- Titolo: Carità Romana
- Autore: Antonio Gualdi
- Data: 1823
- Tecnica: Olio su tela
- Dimensioni: 140 x 114
- Provenienza: Parma, Accademia di Belle Arti; in deposito presso l’Università dal 1929 al 1956, presso l’Intendenza di Finanza dal 1957
- Inventario: Inv. 26
- Genere: Pittura
- Museo: Galleria Nazionale
- Sezione espositiva: Deposito
Il tema della Caritas Romana, ripreso in realtà da un esempio greco di pietas erga parentes nel libro V di Valerio Massimo, aveva conosciuto lunga fortuna dal Rinascimento, con apogeo nel ’600, per il gusto degli opposti fisici ed etici dispiegati dall’aneddoto (gioventù/vecchiaia, bellezza/squallore, severità/generosità), e sviluppi nel ’700.

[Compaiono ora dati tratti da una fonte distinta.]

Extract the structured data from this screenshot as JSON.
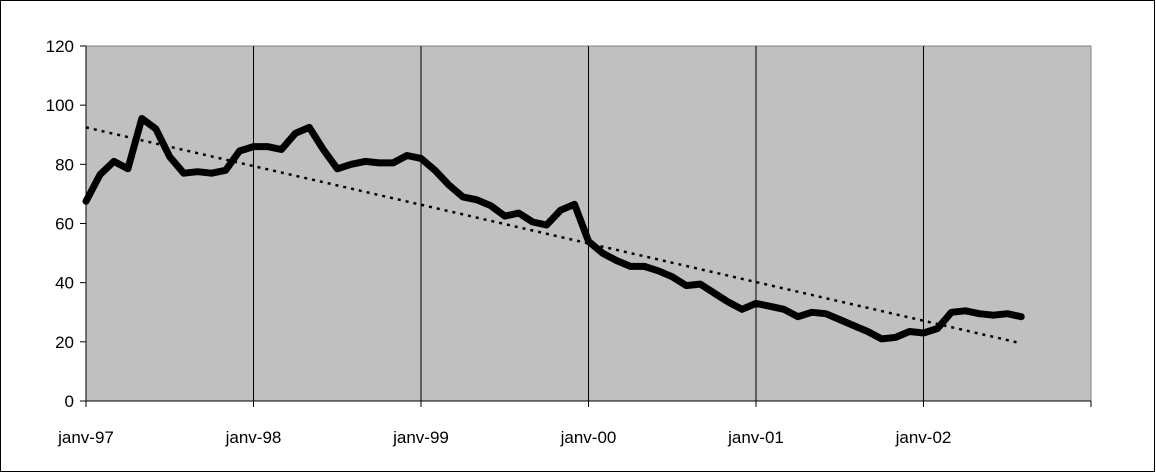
{
  "chart_data": {
    "type": "line",
    "title": "",
    "xlabel": "",
    "ylabel": "",
    "x_tick_labels": [
      "janv-97",
      "janv-98",
      "janv-99",
      "janv-00",
      "janv-01",
      "janv-02"
    ],
    "xlim": [
      "1997-01",
      "2003-01"
    ],
    "ylim": [
      0,
      120
    ],
    "y_ticks": [
      0,
      20,
      40,
      60,
      80,
      100,
      120
    ],
    "grid": "vertical",
    "legend": "none",
    "plot_background": "#c0c0c0",
    "series": [
      {
        "style": "solid-thick",
        "color": "#000000",
        "x": [
          "1997-01",
          "1997-02",
          "1997-03",
          "1997-04",
          "1997-05",
          "1997-06",
          "1997-07",
          "1997-08",
          "1997-09",
          "1997-10",
          "1997-11",
          "1997-12",
          "1998-01",
          "1998-02",
          "1998-03",
          "1998-04",
          "1998-05",
          "1998-06",
          "1998-07",
          "1998-08",
          "1998-09",
          "1998-10",
          "1998-11",
          "1998-12",
          "1999-01",
          "1999-02",
          "1999-03",
          "1999-04",
          "1999-05",
          "1999-06",
          "1999-07",
          "1999-08",
          "1999-09",
          "1999-10",
          "1999-11",
          "1999-12",
          "2000-01",
          "2000-02",
          "2000-03",
          "2000-04",
          "2000-05",
          "2000-06",
          "2000-07",
          "2000-08",
          "2000-09",
          "2000-10",
          "2000-11",
          "2000-12",
          "2001-01",
          "2001-02",
          "2001-03",
          "2001-04",
          "2001-05",
          "2001-06",
          "2001-07",
          "2001-08",
          "2001-09",
          "2001-10",
          "2001-11",
          "2001-12",
          "2002-01",
          "2002-02",
          "2002-03",
          "2002-04",
          "2002-05",
          "2002-06",
          "2002-07",
          "2002-08"
        ],
        "values": [
          67.5,
          76.5,
          81,
          78.5,
          95.5,
          92,
          82.5,
          77,
          77.5,
          77,
          78,
          84.5,
          86,
          86,
          85,
          90.5,
          92.5,
          85,
          78.5,
          80,
          81,
          80.5,
          80.5,
          83,
          82,
          78,
          73,
          69,
          68,
          66,
          62.5,
          63.5,
          60.5,
          59.5,
          64.5,
          66.5,
          54,
          50,
          47.5,
          45.5,
          45.5,
          44,
          42,
          39,
          39.5,
          36.5,
          33.5,
          31,
          33,
          32,
          31,
          28.5,
          30,
          29.5,
          27.5,
          25.5,
          23.5,
          21,
          21.5,
          23.5,
          23,
          24.5,
          30,
          30.5,
          29.5,
          29,
          29.5,
          28.5
        ]
      },
      {
        "style": "dotted-trend",
        "color": "#000000",
        "x": [
          "1997-01",
          "2002-08"
        ],
        "values": [
          92.5,
          19.5
        ]
      }
    ]
  }
}
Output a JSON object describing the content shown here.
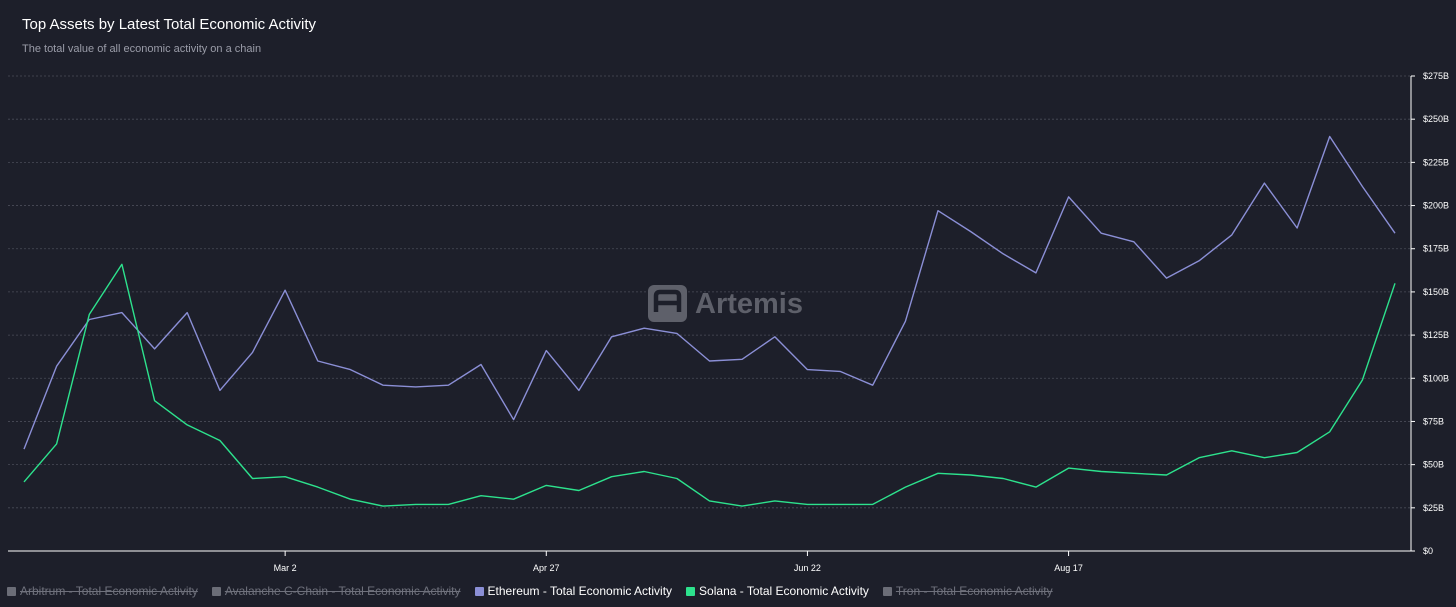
{
  "header": {
    "title": "Top Assets by Latest Total Economic Activity",
    "subtitle": "The total value of all economic activity on a chain"
  },
  "watermark": {
    "text": "Artemis"
  },
  "colors": {
    "background": "#1d1f2a",
    "grid": "#4a4c58",
    "axis": "#ffffff",
    "ethereum": "#8b8fd6",
    "solana": "#2de28d",
    "hidden_series": "#6b6d77"
  },
  "legend": [
    {
      "label": "Arbitrum - Total Economic Activity",
      "hidden": true,
      "color": "#6b6d77"
    },
    {
      "label": "Avalanche C-Chain - Total Economic Activity",
      "hidden": true,
      "color": "#6b6d77"
    },
    {
      "label": "Ethereum - Total Economic Activity",
      "hidden": false,
      "color": "#8b8fd6"
    },
    {
      "label": "Solana - Total Economic Activity",
      "hidden": false,
      "color": "#2de28d"
    },
    {
      "label": "Tron - Total Economic Activity",
      "hidden": true,
      "color": "#6b6d77"
    }
  ],
  "chart_data": {
    "type": "line",
    "title": "Top Assets by Latest Total Economic Activity",
    "subtitle": "The total value of all economic activity on a chain",
    "x_tick_labels": [
      "Mar 2",
      "Apr 27",
      "Jun 22",
      "Aug 17"
    ],
    "x_tick_indices": [
      8,
      16,
      24,
      32
    ],
    "y_tick_labels": [
      "$0",
      "$25B",
      "$50B",
      "$75B",
      "$100B",
      "$125B",
      "$150B",
      "$175B",
      "$200B",
      "$225B",
      "$250B",
      "$275B"
    ],
    "ylim": [
      0,
      275
    ],
    "y_unit": "B USD",
    "y_axis_side": "right",
    "grid": true,
    "legend_position": "bottom-left",
    "series": [
      {
        "name": "Ethereum - Total Economic Activity",
        "color": "#8b8fd6",
        "values": [
          59,
          107,
          134,
          138,
          117,
          138,
          93,
          115,
          151,
          110,
          105,
          96,
          95,
          96,
          108,
          76,
          116,
          93,
          124,
          129,
          126,
          110,
          111,
          124,
          105,
          104,
          96,
          133,
          197,
          185,
          172,
          161,
          205,
          184,
          179,
          158,
          168,
          183,
          213,
          187,
          240,
          211,
          184
        ]
      },
      {
        "name": "Solana - Total Economic Activity",
        "color": "#2de28d",
        "values": [
          40,
          62,
          137,
          166,
          87,
          73,
          64,
          42,
          43,
          37,
          30,
          26,
          27,
          27,
          32,
          30,
          38,
          35,
          43,
          46,
          42,
          29,
          26,
          29,
          27,
          27,
          27,
          37,
          45,
          44,
          42,
          37,
          48,
          46,
          45,
          44,
          54,
          58,
          54,
          57,
          69,
          99,
          155
        ]
      }
    ]
  }
}
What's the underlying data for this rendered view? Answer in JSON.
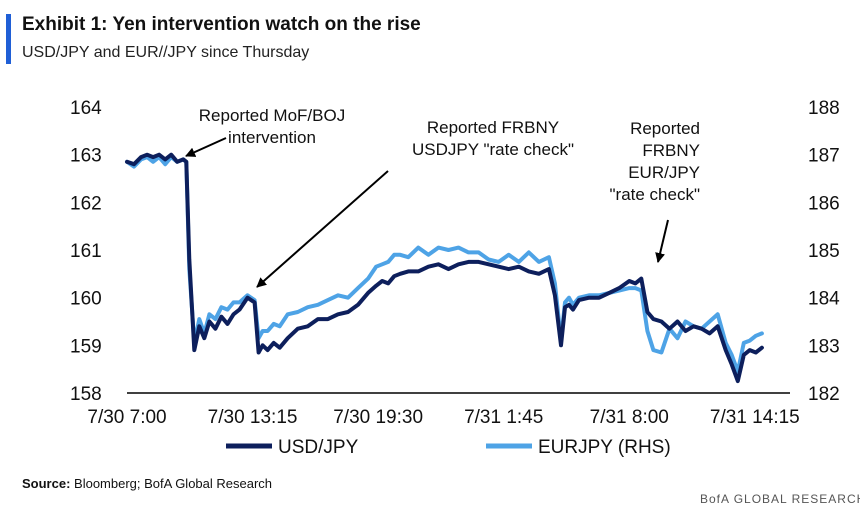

A Parma, il successo francese dell’iconografia motivò il dono all’Accademia di Belle Arti della Carità Romana di Isabella di Borbone, figlia del duca Don Filippo: piacevole copia da Giuseppe Baldrighi, pittore di Corte formatosi a Parigi (inv. 537; cfr. Fornari Schianchi 2000a, p. 106; Cioccolo 2000, pp. 328-331). Il dipinto presentato dal Gualdi a Maria Luigia d’Asburgo, e da lei offerto all’Accademia il 30 gennaio 1823, è quindi una variante tarda, seppur stilisticamente aggiornata, sullo sperimentato soggetto. Il gruppo di Pero in atto di nutrire l’anziano padre carcerato, Micone (o Cimone), asseconda una visione limpida e sintetica, drammatizzata dal rapporto chiaroscurale tra il fondo in ombra e il verde della sobria veste, in analogia con lo stile di Pietro Benvenuti, maestro del Gualdi a Firenze. L’intento era di celebrare la sovrana per qualità da sempre rappresentate al femminile: l’eroismo muliebre e filiale risplendeva al vertice della Corte con le sembianze di Maria Luigia. Grazie all’elogio indiretto, l’autore sperò forse – ma, pare, senza esito – di partecipare alle munificenze ducali verso gli artisti. Poco dopo, il Gualdi si spostò a Roma, svolgendo poi la propria attività soprattutto a Milano, in osservanza all’asse tracciato dagli scambi tra il Benvenuti e Luigi Sabatelli, fiorentino docente di Pittura a Brera. Dal 1832 al 1852, atti e recensioni delle esposizioni annuali braidensi registrano di frequente ritratti, quadri storici e religiosi del Gualdi, che ebbe fra gli acquirenti Franz von Hartig, governatore della Lombardia. Le opere a Guastalla, in Duomo (Battesimo di Gesù; Andrea e Pietro chiamati all’apostolato) e nella Biblioteca Maldotti (Il conte Ugolino nella torre della fame; San Francesco in estasi e alcuni ritratti), con il San Luigi re di Francia in Santa Maria di Campagna a Piacenza, accertano il progressivo influsso di Francesco Hayez e Giuseppe Molteni, protagonisti della pittura milanese a metà secolo, nel senso di un virtuosistico distacco dai classicheggianti canoni toscani. L’Autoritratto, depositato alla Galleria Nazionale da Vincenzo Gualdi nel 1886 (Ricci 1896, p. 258) e recepito dai repertori, è tornato agli eredi negli anni Ottanta del ’900.